Elfman, who was the lead vocalist and played rhythm guitar for the band Oingo Boingo at the time, composed the music for the film in just around 30 days (via the book "Tim Burton's The Nightmare Before Christmas Visual Companion" by Tim Bossert, which celebrates the film's anniversary). Elfman spoke in the book about how, despite the fact that Burton created the character, Jack Skellington was echoing his own feelings about where he was in his life, making it easy for him to compose Jack's songs.

'I was really writing about me and my band'

Elfman spoke about being a part of what is now a holiday classic, and how it sort of mirrored what he was going through. In his own words:

"Even though it's completely Tim's story — and I have nothing to do with the story — I interpreted the character totally through my own life. [Jack Skellington's story] was so my story. I was a guy who was in a rock band. That was my world. I was the king of that world, [but] I wanted out. I really wanted out, but I didn't know how to get out. I felt I needed to evolve; I'd done it. I felt trapped. Everybody was depending on me. I want to stress this because it was my story, but I never told Tim about this."

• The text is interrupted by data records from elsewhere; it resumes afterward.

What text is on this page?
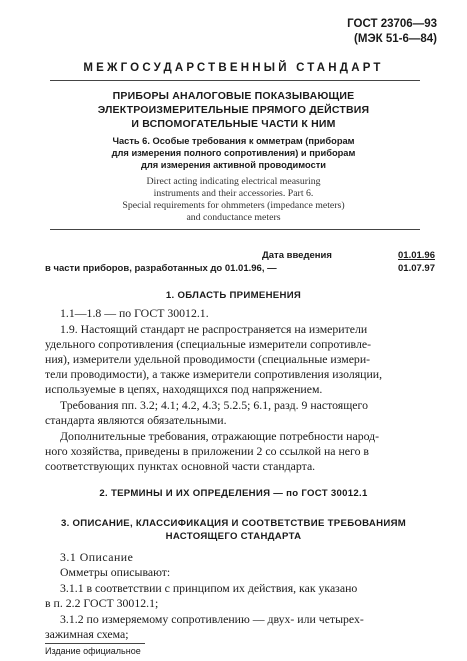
ГОСТ 23706—93
(МЭК 51-6—84)
МЕЖГОСУДАРСТВЕННЫЙ СТАНДАРТ
ПРИБОРЫ АНАЛОГОВЫЕ ПОКАЗЫВАЮЩИЕ
ЭЛЕКТРОИЗМЕРИТЕЛЬНЫЕ ПРЯМОГО ДЕЙСТВИЯ
И ВСПОМОГАТЕЛЬНЫЕ ЧАСТИ К НИМ
Часть 6. Особые требования к омметрам (приборам
для измерения полного сопротивления) и приборам
для измерения активной проводимости
Direct acting indicating electrical measuring
instruments and their accessories. Part 6.
Special requirements for ohmmeters (impedance meters)
and conductance meters
Дата введения	01.01.96
в части приборов, разработанных до 01.01.96, —	01.07.97
1. ОБЛАСТЬ ПРИМЕНЕНИЯ
1.1—1.8 — по ГОСТ 30012.1.
1.9. Настоящий стандарт не распространяется на измерители
удельного сопротивления (специальные измерители сопротивле-
ния), измерители удельной проводимости (специальные измери-
тели проводимости), а также измерители сопротивления изоляции,
используемые в цепях, находящихся под напряжением.
Требования пп. 3.2; 4.1; 4.2, 4.3; 5.2.5; 6.1, разд. 9 настоящего
стандарта являются обязательными.
Дополнительные требования, отражающие потребности народ-
ного хозяйства, приведены в приложении 2 со ссылкой на него в
соответствующих пунктах основной части стандарта.
2. ТЕРМИНЫ И ИХ ОПРЕДЕЛЕНИЯ — по ГОСТ 30012.1
3. ОПИСАНИЕ, КЛАССИФИКАЦИЯ И СООТВЕТСТВИЕ ТРЕБОВАНИЯМ
НАСТОЯЩЕГО СТАНДАРТА
3.1 Описание
Омметры описывают:
3.1.1 в соответствии с принципом их действия, как указано
в п. 2.2 ГОСТ 30012.1;
3.1.2 по измеряемому сопротивлению — двух- или четырех-
зажимная схема;
Издание официальное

He added that he "interpreted it strictly through my own perspective because when he told me the story, it's like, I'm thinking, 'Oh, do I get it.' So, when I was writing about Jack and Christmas Town and Halloween Town, I was really writing about me and my band — and my need to find another form of expression that I was desperate for." It seemed to have worked because the film came out in 1993, and in 1995, Elfman left Oingo Boingo after a farewell tour.

'Oingo Boingo was my version of Halloweenland'

Elfman has spoken about this before, including in a 2014 interview with A.V. Club. As he told the outlet:

"I wanted to leave Oingo Boingo, but I couldn't, so Oingo Boingo was my version of Halloweenland. I was the king of my own little world — as anyone is when they're the singer-songwriter in a band. I was trapped and couldn't leave [...] It was more the emotional motivation was similar. There was a strong link between myself at that period of my life and Jack and his ordeal."

Incidentally, the film scoring lined up with another issue he was facing as a rock band member, as he mentioned in a 2015 interview with L.A. Weekly. "I sustained so much hearing damage for 18 years with Boingo that it made the decision for me," Elfman explained.

What's so fascinating about all of this isn't just that he was writing music for a fictional character that was mirroring his own life. It was also that he was doing it without a script. In the documentary "The Making of The Nightmare Before Christmas," Elfman clarified that he had worked from a story that Burton had created, and they were in a time crunch. He recalled that he would meet with Burton, look at the drawings he had of the characters, and talked about what they were going to be doing in the coming days. Then Elfman would sit down and write a song about it.

Elfman has, of course, scored many other films, including "Edward Scissorhands," "Batman," "Pee-Wee's Big Adventure," "Men in Black," "Good Will Hunting," "Big Fish," Mars Attacks!," "Spider-Man," "Avengers: Age of Ultron," and "Doctor Strange in the Multiverse of Madness" (to name just a few).

"The Nightmare Before Christmas" is streaming on Disney+.